Mr. Butzel’s help of even any growth to assist subsidize the park precipitated an irreparable breach with one in every of his former allies, Marcy Benstock, whose Clear Air Marketing campaign was among the many teams Mr. Butzel had represented in opposition to Westway and who, herself, was a principal participant within the undertaking’s defeat. However he prevailed.
“There gave the impression to be no argument he couldn’t win, no lure he couldn’t wriggle out of, no adversary he couldn’t outwit,” Charles Komanoff, a former metropolis environmental analyst, wrote final 12 months within the Residents Union on-line journal, Gotham Gazette. “Not simply the neatest man within the room, he was the simplest.”
Alfred Kahn Butzel was born on Oct. 1, 1938, in Birmingham, Mich., north of Detroit. His father, Martin Butzel, was a lawyer. His mom, Rosalie (Kahn) Butzel, was the daughter of the Detroit architect Albert Kahn and was lively in civic and philanthropic teams.
After attending the Cranbrook Colleges in Bloomfield Hills, Mich., Mr. Butzel graduated from Harvard with a bachelor’s diploma in English in 1960 and from Harvard Regulation Faculty in 1961.
That very same 12 months, he married Brenda Fay Sosland, a medical social employee, who survives him together with their daughters, Laura and Kyra Butzel; 4 grandchildren; and his brother Leo. One other brother, John, died earlier.
After legislation college, Mr. Butzel joined Paul, Weiss, Rifkind & Garrison, the place Lloyd Garrison recruited him for the legislation agency’s professional bono illustration of Scenic Hudson. In 1971, he fashioned a legislation partnership with Peter A.A. Berle, who would later turn out to be the state environmental commissioner.
Mr. Butzel informed The New York Occasions in 2000 that as a lawyer’s son he “felt obligated to be a lawyer, nevertheless it was nothing I pined to do.”
“It scared me — it’s so confrontational,” he added.
Mr. Bernard, whom Mr. Butzel mentored for the courtroom fight over Westway, described him, although, as “an unorthodox and sensible lawyer, hard-working, tenacious, and dedicated.”
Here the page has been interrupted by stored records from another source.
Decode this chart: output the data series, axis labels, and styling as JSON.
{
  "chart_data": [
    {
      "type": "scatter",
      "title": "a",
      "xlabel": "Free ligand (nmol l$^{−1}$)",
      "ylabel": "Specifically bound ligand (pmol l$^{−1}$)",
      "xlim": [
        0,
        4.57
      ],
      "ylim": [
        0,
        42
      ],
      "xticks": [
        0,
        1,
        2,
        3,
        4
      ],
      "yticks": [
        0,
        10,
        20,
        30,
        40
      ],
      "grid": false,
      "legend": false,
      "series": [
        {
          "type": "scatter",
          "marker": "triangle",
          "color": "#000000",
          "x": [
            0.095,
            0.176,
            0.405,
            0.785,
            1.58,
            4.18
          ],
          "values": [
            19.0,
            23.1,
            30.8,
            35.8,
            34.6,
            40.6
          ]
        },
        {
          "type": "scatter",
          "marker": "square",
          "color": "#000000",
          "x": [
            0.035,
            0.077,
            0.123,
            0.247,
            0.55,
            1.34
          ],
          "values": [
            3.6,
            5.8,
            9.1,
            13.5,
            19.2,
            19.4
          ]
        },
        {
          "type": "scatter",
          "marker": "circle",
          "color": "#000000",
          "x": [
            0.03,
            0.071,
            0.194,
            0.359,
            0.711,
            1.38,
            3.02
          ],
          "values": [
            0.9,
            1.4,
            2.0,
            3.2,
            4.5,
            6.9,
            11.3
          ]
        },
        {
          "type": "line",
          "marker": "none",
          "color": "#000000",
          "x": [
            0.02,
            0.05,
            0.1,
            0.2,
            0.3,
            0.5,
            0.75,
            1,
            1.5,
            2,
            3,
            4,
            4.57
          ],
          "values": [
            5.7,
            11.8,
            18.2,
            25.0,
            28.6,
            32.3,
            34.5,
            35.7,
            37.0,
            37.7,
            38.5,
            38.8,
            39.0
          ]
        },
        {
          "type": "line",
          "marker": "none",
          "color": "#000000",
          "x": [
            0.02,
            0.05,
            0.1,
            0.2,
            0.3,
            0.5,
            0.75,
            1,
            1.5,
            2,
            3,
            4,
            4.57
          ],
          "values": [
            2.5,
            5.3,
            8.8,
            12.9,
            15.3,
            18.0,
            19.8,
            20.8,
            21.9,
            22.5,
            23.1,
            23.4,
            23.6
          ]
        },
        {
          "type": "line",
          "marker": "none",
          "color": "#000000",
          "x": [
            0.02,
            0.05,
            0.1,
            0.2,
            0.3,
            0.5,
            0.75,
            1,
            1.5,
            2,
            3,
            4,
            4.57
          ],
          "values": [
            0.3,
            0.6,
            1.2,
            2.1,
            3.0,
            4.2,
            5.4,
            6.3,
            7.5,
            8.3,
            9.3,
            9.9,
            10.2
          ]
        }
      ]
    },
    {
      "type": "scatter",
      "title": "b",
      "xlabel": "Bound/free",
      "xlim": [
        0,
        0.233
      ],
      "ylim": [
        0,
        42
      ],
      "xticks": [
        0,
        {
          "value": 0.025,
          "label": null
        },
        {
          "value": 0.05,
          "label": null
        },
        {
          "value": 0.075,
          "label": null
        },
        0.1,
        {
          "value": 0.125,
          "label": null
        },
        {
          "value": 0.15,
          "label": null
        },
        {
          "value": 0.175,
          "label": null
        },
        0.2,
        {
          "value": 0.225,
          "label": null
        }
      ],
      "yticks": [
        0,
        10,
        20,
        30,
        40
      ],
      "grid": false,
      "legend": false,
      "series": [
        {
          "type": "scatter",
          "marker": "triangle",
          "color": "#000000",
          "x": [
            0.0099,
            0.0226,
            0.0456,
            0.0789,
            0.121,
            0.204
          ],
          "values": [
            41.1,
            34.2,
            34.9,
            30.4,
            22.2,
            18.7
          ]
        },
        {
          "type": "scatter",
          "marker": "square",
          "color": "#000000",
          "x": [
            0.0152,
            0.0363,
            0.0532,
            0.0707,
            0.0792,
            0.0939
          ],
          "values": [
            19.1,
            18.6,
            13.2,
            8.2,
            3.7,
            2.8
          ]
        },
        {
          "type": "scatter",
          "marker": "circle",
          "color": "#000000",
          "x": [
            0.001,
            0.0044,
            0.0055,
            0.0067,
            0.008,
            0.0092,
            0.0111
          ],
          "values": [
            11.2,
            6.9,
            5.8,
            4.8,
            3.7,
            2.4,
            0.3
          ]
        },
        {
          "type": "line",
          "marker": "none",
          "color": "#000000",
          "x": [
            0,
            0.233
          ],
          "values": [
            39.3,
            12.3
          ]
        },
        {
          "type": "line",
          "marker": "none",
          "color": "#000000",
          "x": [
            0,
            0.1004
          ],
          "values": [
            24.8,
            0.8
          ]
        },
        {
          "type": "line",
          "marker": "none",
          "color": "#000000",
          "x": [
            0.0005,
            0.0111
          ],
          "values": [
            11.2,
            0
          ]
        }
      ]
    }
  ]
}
Mr. Butzel later enlisted in campaigns to protect open area on Governors Island and to construct Brooklyn Bridge Park.
Whereas working in New York he lived in a Park Avenue residence, “in some measure due to household cash, surrounded by antiques and work,” The Occasions wrote in a profile of him.
After litigating many of the case in opposition to Westway, Mr. Butzel left his legislation observe full-time to pursue his ardour for writing. He turned out a number of brief tales and a novel, displaying a expertise for prose that had earlier been glimpsed in his lawyer’s work.
“His briefs had been tales that introduced technical scientific and authorized proof to life, giving it a human face,” Mr. Bernard mentioned. “And completely humble. I’ve by no means recognized a litigator nearly as good as he was who personally disliked litigation as a lot as he did.”